QUESTION: If we decided to implement standardized personality tests across our institution, would this raise any legal concerns? Does the EEOC have any guidance on this?
ANSWER: Personality tests raise significant legal concerns and should be approached cautiously. Although it is becoming increasingly common to see personality testing as a standardized part of job screening, the federal Equal Employment Opportunity Commission (“EEOC”) has raised concerns that such testing can have unlawful discriminatory impacts. For example, the EEOC recently reached an agreement with CVS following a probe over whether the drugstore chain’s use of personality tests had a negative impact on jobseekers based on their race and/or national origin. (See here for the EEOC press release.)

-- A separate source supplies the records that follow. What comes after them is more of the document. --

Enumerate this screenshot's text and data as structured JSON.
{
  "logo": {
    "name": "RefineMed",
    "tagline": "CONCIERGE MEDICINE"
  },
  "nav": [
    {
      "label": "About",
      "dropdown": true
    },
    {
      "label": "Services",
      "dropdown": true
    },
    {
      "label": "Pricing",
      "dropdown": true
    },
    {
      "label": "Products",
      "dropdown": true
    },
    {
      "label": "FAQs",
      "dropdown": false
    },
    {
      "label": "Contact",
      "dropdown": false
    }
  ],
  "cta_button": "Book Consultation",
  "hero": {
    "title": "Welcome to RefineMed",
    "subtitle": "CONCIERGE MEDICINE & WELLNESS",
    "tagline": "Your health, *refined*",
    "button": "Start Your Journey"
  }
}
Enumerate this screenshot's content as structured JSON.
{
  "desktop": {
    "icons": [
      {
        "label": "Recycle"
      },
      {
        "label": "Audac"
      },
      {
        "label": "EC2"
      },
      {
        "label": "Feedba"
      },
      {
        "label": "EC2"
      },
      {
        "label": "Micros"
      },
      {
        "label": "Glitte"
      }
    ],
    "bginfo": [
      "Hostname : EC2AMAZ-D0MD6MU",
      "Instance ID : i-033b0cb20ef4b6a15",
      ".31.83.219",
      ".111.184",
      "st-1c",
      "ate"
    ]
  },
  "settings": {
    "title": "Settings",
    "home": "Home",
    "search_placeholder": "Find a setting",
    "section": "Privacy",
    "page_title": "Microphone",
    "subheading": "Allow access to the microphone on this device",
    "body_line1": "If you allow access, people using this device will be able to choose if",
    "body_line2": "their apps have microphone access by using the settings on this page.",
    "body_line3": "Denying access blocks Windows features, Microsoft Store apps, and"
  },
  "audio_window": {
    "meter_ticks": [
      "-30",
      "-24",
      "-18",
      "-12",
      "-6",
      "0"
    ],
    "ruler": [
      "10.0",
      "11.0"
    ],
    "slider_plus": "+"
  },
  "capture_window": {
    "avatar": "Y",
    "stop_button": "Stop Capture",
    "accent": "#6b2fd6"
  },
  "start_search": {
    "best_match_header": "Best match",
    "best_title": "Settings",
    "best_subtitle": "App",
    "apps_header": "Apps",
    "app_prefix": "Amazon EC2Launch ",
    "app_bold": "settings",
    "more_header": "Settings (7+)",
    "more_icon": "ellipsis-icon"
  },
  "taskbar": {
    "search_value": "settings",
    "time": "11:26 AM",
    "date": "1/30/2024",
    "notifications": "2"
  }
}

The exact nature and extent of the legal risk vary depending on how the test is designed and administered. As a general rule, any employer who uses a personality test (or similar selection procedure) should be prepared to justify its use under close scrutiny. Even if a test is administered without any intent to discriminate, it might still have an unlawfully disproportionate impact on a protected class of people (for example, disproportionately excluding people based on race, religion, sex, or other protected factors). Employers must have strong evidence showing that the selection procedures/tests are job-related and consistent with business necessity and should be confident that their evidence can persuade skeptical regulators.
Unless you have well-documented empirical evidence to defend the use (and necessity) of a particular personality test, we would generally encourage you to avoid this kind of screening.